Charles Dickens used to get so overexcited while giving public readings of his own work that he would take all his clothes off in his dressing-room afterwards because they were so drenched in sweat. Watching Simon Callow perform The Mystery of Charles Dickens, a one-man show written by Peter Ackroyd, I found myself wondering whether he, too, could be found naked in his dressing-room at the end of the play. In addition to telling the story of Dickens's life, Callow reads out some of the most melodramatic passages in the Victorian novelist's oeuvre, including the death of Little Nell, the murder of Nancy Sykes and

the public execution of Sydney Carton, Callow is a fairly red-faced man at the best of times, but at the end of this performance he looks like Nicholas Soames after several decanters of port. Sweat pours down his face, a vein the size of an adder pops up on his forehead and his eyeballs look as though they're about to fly out of his skull. Callow devotes himself so wholeheartedly to bringing Dickens to life he appears to be on the brink of expiring himself.

I've only recently discovered the delights of Charles Dickens so I found this play quite entertaining, but for those who aren't among his fans it might be a bit much. As a primer on the life and works of the brilliant novelist, The Mystery of Charles Dickens is a great success, but as a piece of drama it doesn't amount to much. A successful onehander depends upon an actor being able to embody several different characters and while Callow certainly does this they're all drawn from Dickens's novels. For the majority of the time, Callow just reads aloud from an abridged version of Peter Ackroyd's biography of Dickens and while this is interesting enough — indeed, it's absolutely fascinating — it would work much better as an audio book than a stage play. Ackroyd hasn't bothered to dramatise any of the pivotal moments of Dickens's life, so Callow isn't given much to do.

Watching him on stage is less like being at a performance of a West End play than being present at the recording of Book at Bedtime. From a moral point of view, The Mystery of Charles Dickens is rather unsatisfying, too, since it lets the novelist off the hook for his appalling treatment of his wife and doesn't even mention his neglect of his children. It is one of the ironies of Dickens's life that he was much more like one of his villains than his heroes. He was capable of great kindness to strangers but treated his nearest and dearest with complete indifference. Indeed, his real affection was confined to his characters whom he dearly loved. However, far from condemning Dickens for these shortcomings, this play treats them as just one more facet of his lovably eccentric persona.

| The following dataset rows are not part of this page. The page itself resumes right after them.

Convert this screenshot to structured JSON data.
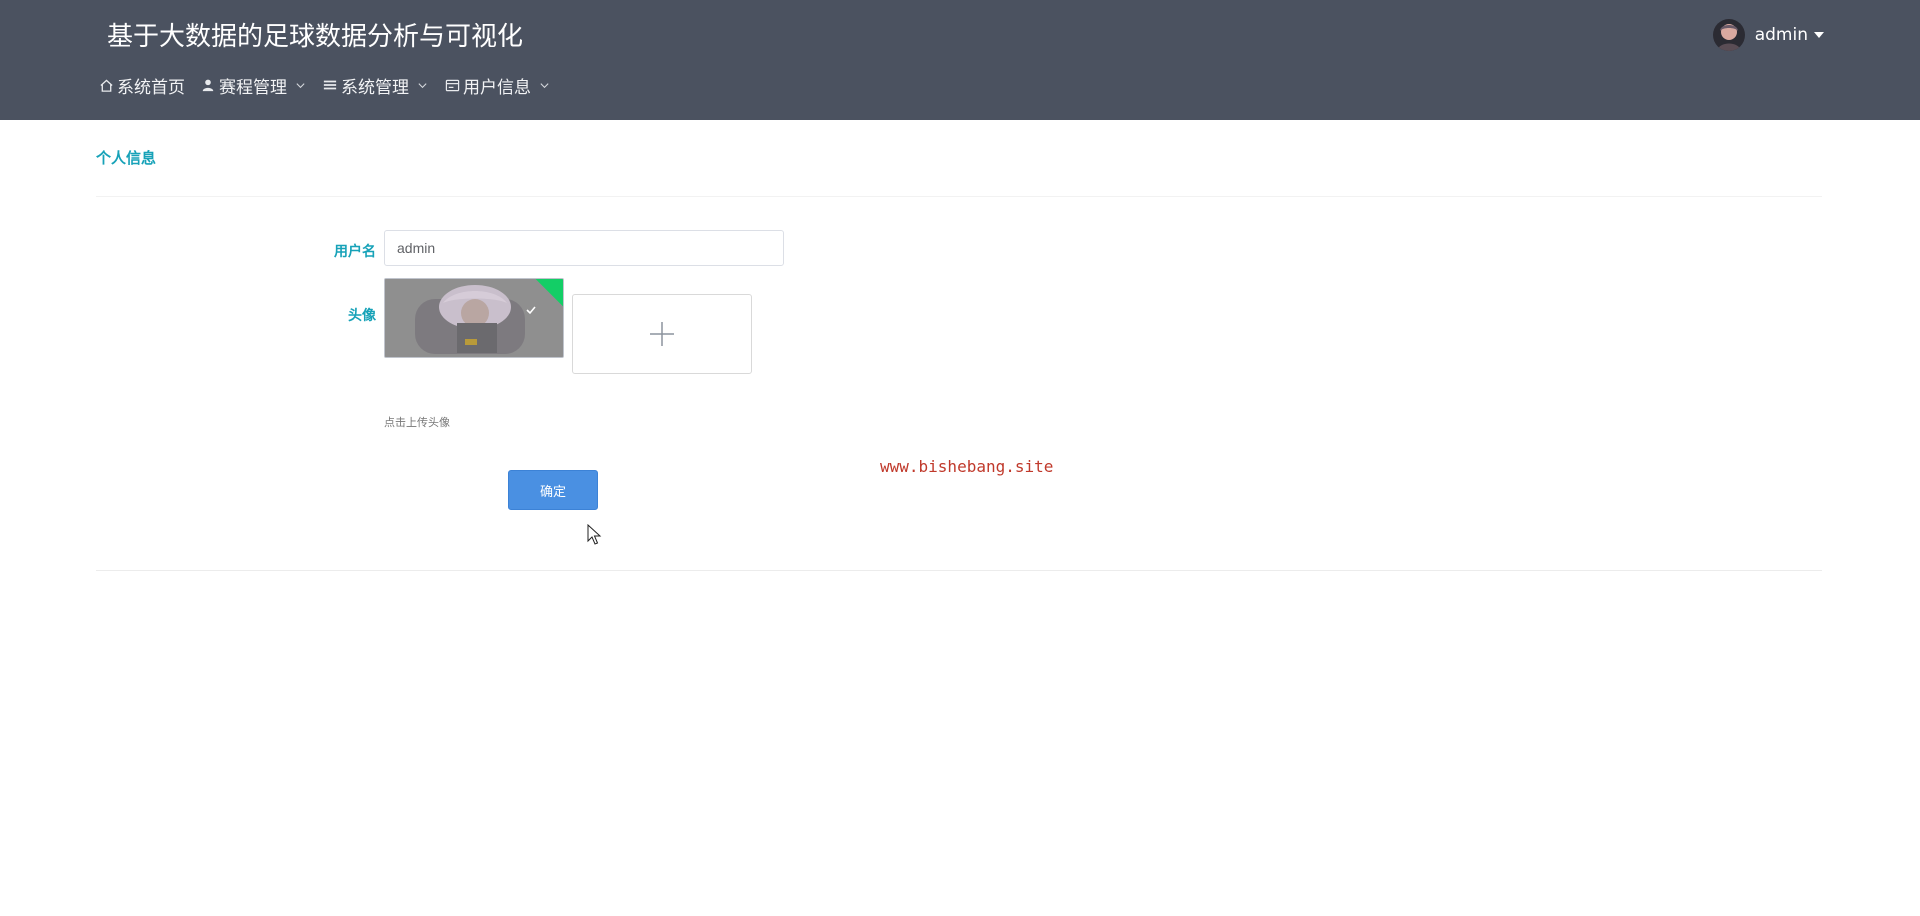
{
  "app": {
    "title": "基于大数据的足球数据分析与可视化"
  },
  "nav": {
    "items": [
      {
        "label": "系统首页",
        "icon": "home-icon",
        "has_dropdown": false
      },
      {
        "label": "赛程管理",
        "icon": "user-icon",
        "has_dropdown": true
      },
      {
        "label": "系统管理",
        "icon": "list-icon",
        "has_dropdown": true
      },
      {
        "label": "用户信息",
        "icon": "card-icon",
        "has_dropdown": true
      }
    ]
  },
  "user": {
    "name": "admin"
  },
  "page": {
    "breadcrumb": "个人信息"
  },
  "form": {
    "username_label": "用户名",
    "username_value": "admin",
    "avatar_label": "头像",
    "upload_hint": "点击上传头像",
    "confirm_label": "确定"
  },
  "watermark": "www.bishebang.site",
  "colors": {
    "header_bg": "#4b5260",
    "accent": "#17a2b8",
    "primary_button": "#4a90e2",
    "success_badge": "#13ce66",
    "watermark": "#c0392b"
  }
}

This, more than anything else, makes The Mystery of Charles Dickens seem like yet another addition to Britain's fraudulent heritage industry rather than a serious stage play. Unlike Oscar Wilde, Dickens put his genius into his work and not much of anything into his life.

Still, for all its shortcomings, The Mystery of Charles Dickens is a far more entertaining night out than Tartufe, a new adaptation of Moliere's 17th-century comedy starring Martin Clunes. For some reason the translator, Ranjit Bolt, has all the characters speak in rhyming couplets. This might just about be acceptable if Bolt had a gift for poetry, but he doesn't. Watching Tartufe is like having to judge a Spectator competition in which people were asked to translate a classic piece of French theatre into doggerel. In fact, that makes it sound more highbrow than it is. Nearly all of the jokes — and they come thick and fast — depend upon one of the characters being interrupted before they can say the last word in a rhyming couplet when that word is clearly something like 'balls' or 'shit'. Tres drole, n'est pas? This play is like a version of Moliere's masterpiece written by the composer of 'My Dad is a Lavatory Cleaner'.

Perhaps this is what admirers of Martin Clunes expect. After all, his main claim to fame is his starring role in Men Behaving Badly. Nevertheless, even if I was a mouthbreathing, knuckle-dragging fan of this boorish sitcom I'd still feel a little shortchanged by this production. For one thing, Clunes doesn't make an appearance until exactly one hour into the play, and bear in mind that Tartufe is only two-and-a-half hours long and that includes a 20-minute interval. For another. he seems oddly subdued, as if the great privilege of appearing in a proper West End play was all a bit much for this low-brow television actor. I daresay the fault is the director's rather than his. Lindsay Posner may have thought it a clever idea to have Clunes rein in his broad comic schtick, even though it would be completely in keeping with the unsophisticated tone of this production. Whatever the explanation, Clunes looks slightly uncomfortable in the role. Judging from this performance, his natural home is in panto.